KARACHI, Pakistan (AP) -- A corrupt, low-level cop with a healthy dose of street smarts rises to control hundreds of illegal gambling dens in Pakistan's largest city. By doling out millions of dollars in illicit proceeds, he protects his empire and becomes one of the most powerful people in Karachi.
The allegations against Mohammed Waseem Ahmed -- or Waseem "Beater" as he is more commonly known -- emerged recently from surprise testimony by a top police commander before a crusading anti-crime Supreme Court judge. The story has given a rare and colorful glimpse into the vast underworld in Karachi, a chaotic metropolis of 18 million people on Pakistan's southern coast.
The sprawling city has become notorious for violence, from gangland-style killings and kidnappings to militant bombings and sectarian slayings. Further worrying authorities have been signs that the Pakistani Taliban are using the chaos to gain a greater foothold in the city.
For months, the Supreme Court's Chief Justice Iftikhar Chaudhry has been leading special hearings on Karachi's crime, berating the city's top police officers for failing to act. This past week, he demanded they move in to clean up so-called "no-go" areas -- entire neighborhoods where police fear to tread -- according to local press reports.
Further fueling the problem is rampant police corruption, undermining efforts to combat the city's violent gangs and extremists.
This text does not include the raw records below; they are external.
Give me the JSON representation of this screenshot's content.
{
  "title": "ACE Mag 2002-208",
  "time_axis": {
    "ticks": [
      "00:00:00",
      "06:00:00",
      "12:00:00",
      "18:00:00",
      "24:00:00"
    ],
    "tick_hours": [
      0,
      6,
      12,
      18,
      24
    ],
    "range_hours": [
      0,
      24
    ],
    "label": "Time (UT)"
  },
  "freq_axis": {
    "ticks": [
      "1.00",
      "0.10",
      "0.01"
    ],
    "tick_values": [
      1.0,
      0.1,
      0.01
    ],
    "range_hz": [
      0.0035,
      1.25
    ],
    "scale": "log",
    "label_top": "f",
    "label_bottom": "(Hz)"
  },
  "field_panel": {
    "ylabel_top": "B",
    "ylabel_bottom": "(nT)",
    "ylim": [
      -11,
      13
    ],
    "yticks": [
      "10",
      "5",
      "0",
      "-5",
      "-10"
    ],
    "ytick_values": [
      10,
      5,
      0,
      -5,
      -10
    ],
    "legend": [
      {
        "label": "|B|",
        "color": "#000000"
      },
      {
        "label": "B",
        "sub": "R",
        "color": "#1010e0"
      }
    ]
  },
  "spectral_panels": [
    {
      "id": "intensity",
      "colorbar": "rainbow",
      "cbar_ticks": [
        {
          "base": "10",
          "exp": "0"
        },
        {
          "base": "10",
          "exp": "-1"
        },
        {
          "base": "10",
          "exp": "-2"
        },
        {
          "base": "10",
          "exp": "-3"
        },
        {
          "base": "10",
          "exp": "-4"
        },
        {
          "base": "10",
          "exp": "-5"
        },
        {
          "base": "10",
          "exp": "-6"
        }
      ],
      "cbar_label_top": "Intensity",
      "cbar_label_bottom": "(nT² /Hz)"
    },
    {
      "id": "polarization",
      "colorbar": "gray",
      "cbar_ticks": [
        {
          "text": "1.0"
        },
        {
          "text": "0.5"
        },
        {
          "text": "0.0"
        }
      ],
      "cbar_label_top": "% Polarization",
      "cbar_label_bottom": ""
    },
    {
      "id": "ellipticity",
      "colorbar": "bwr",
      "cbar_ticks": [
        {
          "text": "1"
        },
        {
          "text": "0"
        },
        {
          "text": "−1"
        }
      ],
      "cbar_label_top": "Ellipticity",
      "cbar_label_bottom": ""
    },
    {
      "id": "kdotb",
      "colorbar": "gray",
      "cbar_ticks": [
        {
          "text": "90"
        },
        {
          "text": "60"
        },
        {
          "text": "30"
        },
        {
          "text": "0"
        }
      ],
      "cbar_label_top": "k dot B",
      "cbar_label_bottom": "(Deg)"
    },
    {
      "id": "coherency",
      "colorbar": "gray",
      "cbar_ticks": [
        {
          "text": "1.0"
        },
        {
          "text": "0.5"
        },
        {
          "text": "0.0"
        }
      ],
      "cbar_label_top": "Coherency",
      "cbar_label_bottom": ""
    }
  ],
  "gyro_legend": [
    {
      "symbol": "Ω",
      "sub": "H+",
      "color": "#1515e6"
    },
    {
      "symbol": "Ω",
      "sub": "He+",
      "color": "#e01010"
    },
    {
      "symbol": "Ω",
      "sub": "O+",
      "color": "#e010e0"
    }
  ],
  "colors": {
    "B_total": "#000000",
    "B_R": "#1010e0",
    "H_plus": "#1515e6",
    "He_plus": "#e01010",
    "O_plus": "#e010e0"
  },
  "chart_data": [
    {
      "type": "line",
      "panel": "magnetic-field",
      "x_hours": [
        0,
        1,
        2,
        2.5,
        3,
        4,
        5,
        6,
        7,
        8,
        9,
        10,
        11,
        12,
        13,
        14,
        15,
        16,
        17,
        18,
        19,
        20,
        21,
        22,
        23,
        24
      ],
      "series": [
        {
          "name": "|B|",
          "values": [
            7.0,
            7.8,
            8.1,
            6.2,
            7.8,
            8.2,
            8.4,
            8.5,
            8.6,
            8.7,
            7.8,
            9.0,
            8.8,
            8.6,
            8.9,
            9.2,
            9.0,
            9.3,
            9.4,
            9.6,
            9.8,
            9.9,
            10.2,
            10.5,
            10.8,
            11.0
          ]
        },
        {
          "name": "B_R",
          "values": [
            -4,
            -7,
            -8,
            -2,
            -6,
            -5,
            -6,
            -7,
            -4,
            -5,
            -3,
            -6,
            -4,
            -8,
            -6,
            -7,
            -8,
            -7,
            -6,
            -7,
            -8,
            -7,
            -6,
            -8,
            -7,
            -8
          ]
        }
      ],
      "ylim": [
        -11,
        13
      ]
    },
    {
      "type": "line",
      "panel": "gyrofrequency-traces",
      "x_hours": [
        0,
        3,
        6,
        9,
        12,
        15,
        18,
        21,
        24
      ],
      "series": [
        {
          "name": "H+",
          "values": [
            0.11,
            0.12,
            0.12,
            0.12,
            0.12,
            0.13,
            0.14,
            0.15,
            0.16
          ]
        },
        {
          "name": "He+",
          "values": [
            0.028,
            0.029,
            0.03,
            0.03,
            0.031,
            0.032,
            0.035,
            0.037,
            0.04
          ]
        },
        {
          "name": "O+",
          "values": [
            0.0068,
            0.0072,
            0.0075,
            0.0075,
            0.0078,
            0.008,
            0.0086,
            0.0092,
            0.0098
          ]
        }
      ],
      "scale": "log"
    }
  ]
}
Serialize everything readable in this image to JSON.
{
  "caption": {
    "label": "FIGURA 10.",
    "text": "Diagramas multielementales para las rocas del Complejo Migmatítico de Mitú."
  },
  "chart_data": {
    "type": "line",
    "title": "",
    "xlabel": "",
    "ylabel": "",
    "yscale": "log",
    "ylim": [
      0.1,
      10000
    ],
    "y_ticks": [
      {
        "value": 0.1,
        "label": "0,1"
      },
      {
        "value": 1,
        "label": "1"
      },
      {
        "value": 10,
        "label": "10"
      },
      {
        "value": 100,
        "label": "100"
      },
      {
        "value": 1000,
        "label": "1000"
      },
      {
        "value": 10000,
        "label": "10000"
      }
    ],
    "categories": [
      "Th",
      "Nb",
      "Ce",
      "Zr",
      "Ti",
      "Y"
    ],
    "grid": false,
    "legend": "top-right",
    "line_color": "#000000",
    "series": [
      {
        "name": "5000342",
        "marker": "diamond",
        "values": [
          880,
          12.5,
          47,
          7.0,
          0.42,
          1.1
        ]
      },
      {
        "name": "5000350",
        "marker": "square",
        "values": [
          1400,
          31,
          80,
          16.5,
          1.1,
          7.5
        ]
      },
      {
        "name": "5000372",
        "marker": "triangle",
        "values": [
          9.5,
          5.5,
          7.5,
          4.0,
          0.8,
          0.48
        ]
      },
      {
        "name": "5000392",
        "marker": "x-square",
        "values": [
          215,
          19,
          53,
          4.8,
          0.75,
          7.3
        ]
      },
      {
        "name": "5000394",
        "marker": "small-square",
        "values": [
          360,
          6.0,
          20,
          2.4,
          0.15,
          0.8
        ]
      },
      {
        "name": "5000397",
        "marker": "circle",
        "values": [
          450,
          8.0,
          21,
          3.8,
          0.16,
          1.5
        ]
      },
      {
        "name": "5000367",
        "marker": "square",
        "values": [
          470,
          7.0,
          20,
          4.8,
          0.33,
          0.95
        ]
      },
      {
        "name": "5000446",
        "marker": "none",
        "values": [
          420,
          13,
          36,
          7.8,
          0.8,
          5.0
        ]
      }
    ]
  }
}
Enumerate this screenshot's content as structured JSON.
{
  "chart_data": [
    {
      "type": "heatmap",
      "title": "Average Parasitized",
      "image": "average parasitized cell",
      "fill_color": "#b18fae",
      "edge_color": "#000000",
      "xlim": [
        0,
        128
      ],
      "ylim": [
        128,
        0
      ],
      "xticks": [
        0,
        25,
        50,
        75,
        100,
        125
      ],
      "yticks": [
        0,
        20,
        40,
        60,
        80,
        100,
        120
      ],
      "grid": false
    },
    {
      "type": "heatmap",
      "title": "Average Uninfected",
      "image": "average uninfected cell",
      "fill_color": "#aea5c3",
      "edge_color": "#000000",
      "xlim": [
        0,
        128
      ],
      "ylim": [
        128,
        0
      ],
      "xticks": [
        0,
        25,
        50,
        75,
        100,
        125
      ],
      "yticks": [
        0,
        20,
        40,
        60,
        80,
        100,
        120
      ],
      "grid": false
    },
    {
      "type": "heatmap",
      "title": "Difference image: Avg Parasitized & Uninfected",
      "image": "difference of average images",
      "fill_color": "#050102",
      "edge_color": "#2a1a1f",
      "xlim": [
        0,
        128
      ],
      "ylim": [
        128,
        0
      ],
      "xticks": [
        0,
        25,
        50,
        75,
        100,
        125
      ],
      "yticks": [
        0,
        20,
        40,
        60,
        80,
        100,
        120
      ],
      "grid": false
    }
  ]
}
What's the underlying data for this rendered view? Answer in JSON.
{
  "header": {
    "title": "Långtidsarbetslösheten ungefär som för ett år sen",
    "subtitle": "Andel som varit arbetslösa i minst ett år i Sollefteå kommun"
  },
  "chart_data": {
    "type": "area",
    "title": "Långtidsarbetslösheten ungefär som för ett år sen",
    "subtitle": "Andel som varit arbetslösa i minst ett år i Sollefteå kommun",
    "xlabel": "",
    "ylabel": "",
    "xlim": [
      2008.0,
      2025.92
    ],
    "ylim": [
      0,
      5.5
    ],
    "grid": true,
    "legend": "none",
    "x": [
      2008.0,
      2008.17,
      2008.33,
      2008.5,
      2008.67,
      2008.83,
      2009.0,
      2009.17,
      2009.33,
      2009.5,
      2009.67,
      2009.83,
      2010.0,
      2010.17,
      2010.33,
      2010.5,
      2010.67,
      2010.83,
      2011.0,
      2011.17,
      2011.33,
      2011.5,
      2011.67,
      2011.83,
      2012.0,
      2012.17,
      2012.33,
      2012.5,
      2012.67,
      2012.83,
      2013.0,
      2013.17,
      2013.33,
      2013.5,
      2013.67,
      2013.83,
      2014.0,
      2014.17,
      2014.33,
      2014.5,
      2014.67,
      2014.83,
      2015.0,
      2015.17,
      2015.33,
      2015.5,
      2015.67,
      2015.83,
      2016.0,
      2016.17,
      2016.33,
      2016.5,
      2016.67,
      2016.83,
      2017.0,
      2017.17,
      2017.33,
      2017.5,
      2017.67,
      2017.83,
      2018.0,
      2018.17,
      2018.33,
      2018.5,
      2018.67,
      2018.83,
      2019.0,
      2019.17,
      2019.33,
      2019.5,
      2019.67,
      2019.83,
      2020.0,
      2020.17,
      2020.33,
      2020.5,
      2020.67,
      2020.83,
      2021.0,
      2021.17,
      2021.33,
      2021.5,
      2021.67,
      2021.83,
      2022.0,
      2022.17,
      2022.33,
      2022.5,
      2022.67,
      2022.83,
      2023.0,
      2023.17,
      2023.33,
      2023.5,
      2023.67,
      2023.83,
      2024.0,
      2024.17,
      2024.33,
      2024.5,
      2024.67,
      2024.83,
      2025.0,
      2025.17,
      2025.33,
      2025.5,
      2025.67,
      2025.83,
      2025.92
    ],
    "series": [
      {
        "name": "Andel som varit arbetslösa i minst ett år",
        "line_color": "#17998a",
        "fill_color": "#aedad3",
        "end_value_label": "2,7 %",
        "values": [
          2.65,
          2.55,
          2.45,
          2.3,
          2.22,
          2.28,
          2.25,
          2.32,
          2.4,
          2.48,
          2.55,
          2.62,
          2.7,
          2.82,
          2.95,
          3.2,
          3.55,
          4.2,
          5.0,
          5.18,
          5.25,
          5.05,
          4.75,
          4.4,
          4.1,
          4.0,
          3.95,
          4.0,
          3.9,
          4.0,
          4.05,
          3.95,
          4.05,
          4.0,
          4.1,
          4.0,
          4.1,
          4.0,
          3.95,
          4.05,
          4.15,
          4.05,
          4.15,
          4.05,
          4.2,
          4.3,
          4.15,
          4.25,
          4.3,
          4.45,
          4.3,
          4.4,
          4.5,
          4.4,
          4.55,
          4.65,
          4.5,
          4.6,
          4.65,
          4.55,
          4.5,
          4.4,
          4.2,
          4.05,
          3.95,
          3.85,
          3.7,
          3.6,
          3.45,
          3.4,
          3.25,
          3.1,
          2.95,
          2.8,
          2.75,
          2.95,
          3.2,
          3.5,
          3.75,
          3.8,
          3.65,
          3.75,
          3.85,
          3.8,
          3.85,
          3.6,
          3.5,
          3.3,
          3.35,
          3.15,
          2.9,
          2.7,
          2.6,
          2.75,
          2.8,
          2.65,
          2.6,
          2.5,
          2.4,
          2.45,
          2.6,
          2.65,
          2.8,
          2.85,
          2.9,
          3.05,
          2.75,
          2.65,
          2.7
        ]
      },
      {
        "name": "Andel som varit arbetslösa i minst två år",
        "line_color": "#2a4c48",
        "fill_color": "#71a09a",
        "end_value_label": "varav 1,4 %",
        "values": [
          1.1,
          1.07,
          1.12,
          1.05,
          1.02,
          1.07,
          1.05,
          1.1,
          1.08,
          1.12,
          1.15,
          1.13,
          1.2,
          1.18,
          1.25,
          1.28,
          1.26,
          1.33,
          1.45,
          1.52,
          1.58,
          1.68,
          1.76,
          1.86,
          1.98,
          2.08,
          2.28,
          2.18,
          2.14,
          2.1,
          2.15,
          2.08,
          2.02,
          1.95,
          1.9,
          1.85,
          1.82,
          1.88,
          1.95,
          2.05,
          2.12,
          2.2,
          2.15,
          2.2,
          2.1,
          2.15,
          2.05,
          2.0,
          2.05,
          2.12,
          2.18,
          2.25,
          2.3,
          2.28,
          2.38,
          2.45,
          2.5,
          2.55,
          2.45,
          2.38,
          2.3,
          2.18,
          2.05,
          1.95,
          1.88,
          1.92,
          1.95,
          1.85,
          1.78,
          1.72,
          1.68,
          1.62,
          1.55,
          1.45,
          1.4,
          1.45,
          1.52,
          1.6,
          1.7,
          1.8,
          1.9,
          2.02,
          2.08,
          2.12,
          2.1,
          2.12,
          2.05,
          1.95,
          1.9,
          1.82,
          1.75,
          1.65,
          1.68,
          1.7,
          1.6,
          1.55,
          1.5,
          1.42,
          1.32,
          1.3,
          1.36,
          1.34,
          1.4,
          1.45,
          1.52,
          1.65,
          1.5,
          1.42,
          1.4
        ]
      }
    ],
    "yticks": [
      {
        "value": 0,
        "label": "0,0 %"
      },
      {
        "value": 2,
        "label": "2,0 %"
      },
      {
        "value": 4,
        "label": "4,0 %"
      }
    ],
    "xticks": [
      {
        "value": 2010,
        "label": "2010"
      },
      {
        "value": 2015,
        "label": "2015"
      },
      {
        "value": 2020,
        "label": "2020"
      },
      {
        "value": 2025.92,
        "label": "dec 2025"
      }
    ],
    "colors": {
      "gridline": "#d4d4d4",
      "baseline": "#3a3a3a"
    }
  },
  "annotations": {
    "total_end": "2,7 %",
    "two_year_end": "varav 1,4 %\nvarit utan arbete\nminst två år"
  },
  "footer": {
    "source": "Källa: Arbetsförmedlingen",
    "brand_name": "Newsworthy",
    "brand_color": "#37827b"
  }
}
Among the public, the police nationwide are seen as the country's most crooked public sector organization, a high bar given claims of pervasive corruption throughout the government.
The allegations surrounding Ahmed further fuel questions about the overlap between Karachi's underworld and its police forces. After the testimony to the Supreme Court earlier this year, police officials in Karachi provided The Associated Press with additional details over his reported rise.
The AP made repeated attempts to contact Ahmed, who has been removed from the force and fled to Dubai, but was not successful.
Ahmed came from a poor family in Karachi's old city and joined the police force in the 1990s. He soon started working as a "beater," a low-level thug who works for more senior cops to collect a cut from illegal activities in their area, such as gambling, prostitution and drug dealing, said half a dozen police officers who knew him personally at the time. They all spoke on condition of anonymity for fear of retribution.
Ahmed, who sports a bushy black mustache and usually dresses in a simple, white shalwar kameez, earned a reputation for carrying out his illicit work efficiently, said two police officers who have known him ever since he joined the force. That reputation helped him forge relationships with more senior figures, and eventually he was collecting money for some of the top police officers and civilian security officials in Karachi, they said.
The heavyset 40-year-old also attracted the attention of a local boss who controlled the largest concentration of illegal gambling dens in Karachi, located in the city's rough and tumble Ghas Mandi area, where Ahmed worked, said the policemen and a local journalist. The two teamed up to expand their gambling empire to other parts of Karachi and surrounding Sindh province.
Gambling was not always illegal in Pakistan, a nation of 180 million people that gained independence from Britain in 1947 as a sanctuary for Muslims who did not believe they could thrive as part of what is now India, a majority Hindu state. Despite the religious undertones of Pakistan's founding, the country's major cities, such as Karachi and Lahore, were relatively liberal places in the first few decades after independence. Alcohol flowed freely in nightclubs filled with dancing girls.
But in 1977, Prime Minister Zulfikar Ali Bhutto banned gambling and alcohol for Muslims in an attempt to appease Islamic hard-liners. Drinking and gambling, which are forbidden in Islam, didn't stop, but much of it was driven underground.
The gambling dens in Ghas Mandi are hidden behind nondescript facades down dark alleyways with tangled electrical wires hanging overhead in one of the oldest and densest populated parts of Karachi.
In one den, a dozen men dressed in shalwar kameez sat in a semicircle on the floor playing a local card game, mang patta, beneath bare bulbs hanging from the ceiling. The men sipped tea and tossed 100 rupee ($1) poker chips at the dealer.
In an adjacent room, a handful of men played chakka, a game that involved guessing the numbers that would appear when the dealer rolled three dice out of what looked like an old leather Yahtzee cup. Rupee notes were placed on a table as bets and held in place by a large metal washer. Everyone stopped their games when the Muslim call to prayer came over a loudspeaker from a nearby mosque -- and they promptly resumed the dice and cards once the prayer ended.